Depending on the data protection rules and privacy agreement between the Destination Bank and the Recipient, the Destination Bank may return either:
- The full name in clear text eg Jonathan Smith (preferred)
- Part of the name with partial masking eg “Jo****** S****h
- Initials eg “J. S.“
Again, the Source Bank would show the name to the Sender before they click “Send payment”.
This approach, which is used in the UK Confirmation of Payee scheme , gives the user a greater degree of confidence without revealing the actual name on the account:
- The Recipient first provides the Sender with their full name as it is recorded on their bank account
- The Source Bank asks the Sender to input the full expected name of the recipient.
- The Destination Bank compares the expected name against the true name
- The Destination Bank returns the “Match Status’, which could be:
- A full match: Name provided by sender exactly matches the name on account
- Close match: Name is similar to the name on account, but the sender should confirm (example above)
- No match
For example, if the expected name is “Jon Smith”, but the name on the account is “Jonathan Smith”, the matching algorithm should be able to define this as a “close match”. But if the name on the account is “Alison Jones”, it would be rejected as “No match”.

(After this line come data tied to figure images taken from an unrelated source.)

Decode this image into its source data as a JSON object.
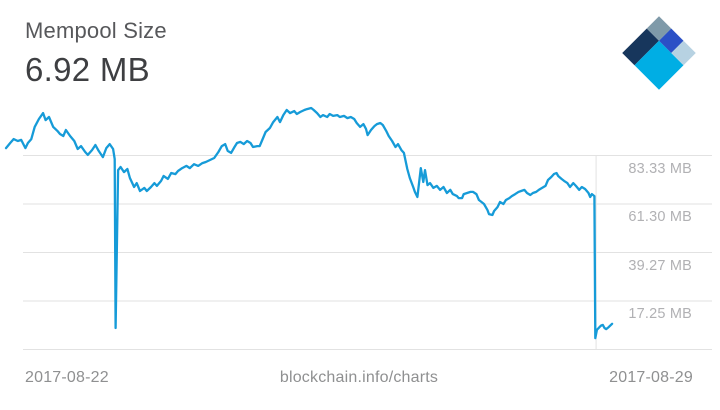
{
  "header": {
    "title": "Mempool Size",
    "value": "6.92 MB"
  },
  "footer": {
    "start_date": "2017-08-22",
    "watermark": "blockchain.info/charts",
    "end_date": "2017-08-29"
  },
  "logo": {
    "label": "blockchain-diamond-logo",
    "colors": {
      "slate": "#7f9aa9",
      "royal": "#2b50c6",
      "pale": "#b7d2e2",
      "navy": "#17365c",
      "cyan": "#00aee4"
    }
  },
  "chart_data": {
    "type": "line",
    "title": "Mempool Size",
    "current_value_mb": 6.92,
    "unit": "MB",
    "x_start_date": "2017-08-22",
    "x_end_date": "2017-08-29",
    "x_axis_unit": "days since 2017-08-22",
    "line_color": "#169bd8",
    "grid_color": "#e2e2e2",
    "legend": "none",
    "y_ticks": [
      {
        "value": 83.33,
        "label": "83.33 MB"
      },
      {
        "value": 61.3,
        "label": "61.30 MB"
      },
      {
        "value": 39.27,
        "label": "39.27 MB"
      },
      {
        "value": 17.25,
        "label": "17.25 MB"
      }
    ],
    "y_bottom_gridline_value": -4.78,
    "x_gridline_day": 7,
    "series": [
      {
        "name": "Mempool Size (MB)",
        "points": [
          [
            0.0,
            86.7
          ],
          [
            0.05,
            89.0
          ],
          [
            0.09,
            90.8
          ],
          [
            0.14,
            89.9
          ],
          [
            0.18,
            90.4
          ],
          [
            0.23,
            86.7
          ],
          [
            0.26,
            89.0
          ],
          [
            0.3,
            90.8
          ],
          [
            0.34,
            96.3
          ],
          [
            0.39,
            99.9
          ],
          [
            0.44,
            102.6
          ],
          [
            0.47,
            99.4
          ],
          [
            0.51,
            100.8
          ],
          [
            0.56,
            96.3
          ],
          [
            0.61,
            94.5
          ],
          [
            0.64,
            93.1
          ],
          [
            0.68,
            92.2
          ],
          [
            0.71,
            94.9
          ],
          [
            0.76,
            92.2
          ],
          [
            0.81,
            89.9
          ],
          [
            0.85,
            86.3
          ],
          [
            0.89,
            87.6
          ],
          [
            0.94,
            84.9
          ],
          [
            0.97,
            83.6
          ],
          [
            1.02,
            85.8
          ],
          [
            1.06,
            88.1
          ],
          [
            1.1,
            85.4
          ],
          [
            1.15,
            82.6
          ],
          [
            1.19,
            86.7
          ],
          [
            1.23,
            88.5
          ],
          [
            1.27,
            86.3
          ],
          [
            1.29,
            81.7
          ],
          [
            1.3,
            5.0
          ],
          [
            1.33,
            76.7
          ],
          [
            1.36,
            78.1
          ],
          [
            1.4,
            75.8
          ],
          [
            1.44,
            77.2
          ],
          [
            1.47,
            73.1
          ],
          [
            1.52,
            69.0
          ],
          [
            1.55,
            70.8
          ],
          [
            1.59,
            67.2
          ],
          [
            1.64,
            68.6
          ],
          [
            1.67,
            67.2
          ],
          [
            1.72,
            69.0
          ],
          [
            1.76,
            70.8
          ],
          [
            1.79,
            69.5
          ],
          [
            1.84,
            71.8
          ],
          [
            1.87,
            74.0
          ],
          [
            1.92,
            72.7
          ],
          [
            1.96,
            75.4
          ],
          [
            2.01,
            74.9
          ],
          [
            2.04,
            76.3
          ],
          [
            2.09,
            77.6
          ],
          [
            2.14,
            78.6
          ],
          [
            2.18,
            77.6
          ],
          [
            2.23,
            79.4
          ],
          [
            2.28,
            78.6
          ],
          [
            2.33,
            79.9
          ],
          [
            2.37,
            80.4
          ],
          [
            2.42,
            81.3
          ],
          [
            2.47,
            82.2
          ],
          [
            2.52,
            84.9
          ],
          [
            2.56,
            87.6
          ],
          [
            2.6,
            88.5
          ],
          [
            2.63,
            85.4
          ],
          [
            2.67,
            84.5
          ],
          [
            2.71,
            87.2
          ],
          [
            2.74,
            89.0
          ],
          [
            2.78,
            89.5
          ],
          [
            2.82,
            88.5
          ],
          [
            2.86,
            89.9
          ],
          [
            2.9,
            89.0
          ],
          [
            2.93,
            87.2
          ],
          [
            2.98,
            87.6
          ],
          [
            3.01,
            87.6
          ],
          [
            3.05,
            91.3
          ],
          [
            3.08,
            94.0
          ],
          [
            3.13,
            95.8
          ],
          [
            3.17,
            98.5
          ],
          [
            3.22,
            100.8
          ],
          [
            3.25,
            98.5
          ],
          [
            3.29,
            101.7
          ],
          [
            3.33,
            104.0
          ],
          [
            3.37,
            102.6
          ],
          [
            3.42,
            103.5
          ],
          [
            3.45,
            102.2
          ],
          [
            3.49,
            103.1
          ],
          [
            3.54,
            104.0
          ],
          [
            3.57,
            104.4
          ],
          [
            3.62,
            104.9
          ],
          [
            3.65,
            104.0
          ],
          [
            3.69,
            102.6
          ],
          [
            3.73,
            100.8
          ],
          [
            3.76,
            101.7
          ],
          [
            3.81,
            100.8
          ],
          [
            3.84,
            102.2
          ],
          [
            3.88,
            101.3
          ],
          [
            3.93,
            101.7
          ],
          [
            3.96,
            100.8
          ],
          [
            4.01,
            101.3
          ],
          [
            4.05,
            100.3
          ],
          [
            4.09,
            100.8
          ],
          [
            4.13,
            99.9
          ],
          [
            4.16,
            98.1
          ],
          [
            4.2,
            96.3
          ],
          [
            4.24,
            97.6
          ],
          [
            4.27,
            95.4
          ],
          [
            4.29,
            92.6
          ],
          [
            4.33,
            94.9
          ],
          [
            4.37,
            96.7
          ],
          [
            4.4,
            97.6
          ],
          [
            4.44,
            98.1
          ],
          [
            4.47,
            97.2
          ],
          [
            4.51,
            94.5
          ],
          [
            4.54,
            92.2
          ],
          [
            4.58,
            89.9
          ],
          [
            4.62,
            87.2
          ],
          [
            4.65,
            88.5
          ],
          [
            4.69,
            85.8
          ],
          [
            4.72,
            84.5
          ],
          [
            4.76,
            77.2
          ],
          [
            4.79,
            73.1
          ],
          [
            4.83,
            69.0
          ],
          [
            4.85,
            66.8
          ],
          [
            4.88,
            64.5
          ],
          [
            4.92,
            77.6
          ],
          [
            4.95,
            71.3
          ],
          [
            4.97,
            76.7
          ],
          [
            5.0,
            69.9
          ],
          [
            5.03,
            70.8
          ],
          [
            5.07,
            68.6
          ],
          [
            5.11,
            69.5
          ],
          [
            5.15,
            67.7
          ],
          [
            5.19,
            69.0
          ],
          [
            5.23,
            66.3
          ],
          [
            5.27,
            67.7
          ],
          [
            5.3,
            65.8
          ],
          [
            5.35,
            64.9
          ],
          [
            5.37,
            64.0
          ],
          [
            5.41,
            64.0
          ],
          [
            5.43,
            65.8
          ],
          [
            5.47,
            66.3
          ],
          [
            5.51,
            66.8
          ],
          [
            5.54,
            66.8
          ],
          [
            5.58,
            65.8
          ],
          [
            5.61,
            63.1
          ],
          [
            5.64,
            62.2
          ],
          [
            5.67,
            61.3
          ],
          [
            5.71,
            58.6
          ],
          [
            5.73,
            56.7
          ],
          [
            5.77,
            56.3
          ],
          [
            5.79,
            58.1
          ],
          [
            5.83,
            59.9
          ],
          [
            5.86,
            62.2
          ],
          [
            5.9,
            61.3
          ],
          [
            5.93,
            63.1
          ],
          [
            5.97,
            64.0
          ],
          [
            6.0,
            64.9
          ],
          [
            6.04,
            65.8
          ],
          [
            6.08,
            66.8
          ],
          [
            6.11,
            67.2
          ],
          [
            6.15,
            67.7
          ],
          [
            6.18,
            66.3
          ],
          [
            6.22,
            65.4
          ],
          [
            6.25,
            66.3
          ],
          [
            6.29,
            66.8
          ],
          [
            6.32,
            67.7
          ],
          [
            6.36,
            68.6
          ],
          [
            6.4,
            69.5
          ],
          [
            6.43,
            72.2
          ],
          [
            6.47,
            73.6
          ],
          [
            6.5,
            74.9
          ],
          [
            6.53,
            75.4
          ],
          [
            6.55,
            74.0
          ],
          [
            6.59,
            72.7
          ],
          [
            6.62,
            71.8
          ],
          [
            6.66,
            70.8
          ],
          [
            6.69,
            69.0
          ],
          [
            6.73,
            70.8
          ],
          [
            6.76,
            69.5
          ],
          [
            6.8,
            67.7
          ],
          [
            6.83,
            69.0
          ],
          [
            6.87,
            68.1
          ],
          [
            6.91,
            66.3
          ],
          [
            6.93,
            64.5
          ],
          [
            6.95,
            65.8
          ],
          [
            6.98,
            64.9
          ],
          [
            6.99,
            0.4
          ],
          [
            7.01,
            4.1
          ],
          [
            7.04,
            5.4
          ],
          [
            7.06,
            6.1
          ],
          [
            7.08,
            6.4
          ],
          [
            7.1,
            5.0
          ],
          [
            7.12,
            4.5
          ],
          [
            7.15,
            5.4
          ],
          [
            7.19,
            6.9
          ]
        ]
      }
    ]
  }
}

The Sender’s app needs to know which CoP model is used in order to set up the screens for the payment setup process in the Sender’s app.
- 1.The Confirmation of Payee model used is recorded in the Destination IPS’s SLD and synchronised across all Nexus Gateways
- 2.When the Sender chooses the Destination Country, the Source Bank asks the Source Gateway for the Destination IPS’s SLD. It checks the “ConfirmationOfPayeeType” field to identify the model used.
- 3.If the Nickname or RealName models are used:
- 1.the app does not need to request the Recipient name from the Sender. It only requires the alias or account details.
- 2.The app must show the name as provided by the Destination Bank to the Sender before they confirm the payment
- 4.If the Comparison Model is used, the Source bank must ask the Sender for the expected Recipient name at the same time as the alias or account number.
- 1.The app must show the degree of match to the sender and ask them to check or review the name, before they confirm the payment.
In general, Option 2, where the Destination Bank provides the real name on account, offers the most confidence for the Sender. However, this may raise privacy concerns for account holders and may indeed be prohibited by the bank’s terms and conditions or by broader data protection legislation.
Option 3 - the matching model – addresses some data protection concerns but has a higher chance of error because the Sender may not know the exact full name of the recipient. For example, they may know the recipient by a nickname, short name or middle name.
The following table lists the different options in order of preference (in our view). However, national regulatory and legal factors may choose different IPSs to make different choices.
Confirmation of Payee does create the possibility that a malicious user could enter multiple account details or aliases (such as randomly selected phone numbers) to identify the names of the owners of those phone numbers. In some cases, this could be useful information for fraudsters.
There are two protections against this:
- Many alias schemes have a limit on how many alias lookups can be done by a user without making a payment. For example, a user who enters five different phone numbers as aliases in five minutes and does not make a single payment, may be phishing for account names and would get “timed out” for an increasing period of time. Repeated misuse would lead to that account being locked. Nexus would rely on the safeguards defined in each country, rather than adding its own additional safeguards.
- As mentioned above, many alias schemes ask users to define a nickname that will be shown to potential senders; so that users who are concerned about their name being revealed can choose a nickname that is abbreviated or unrelated to the real name.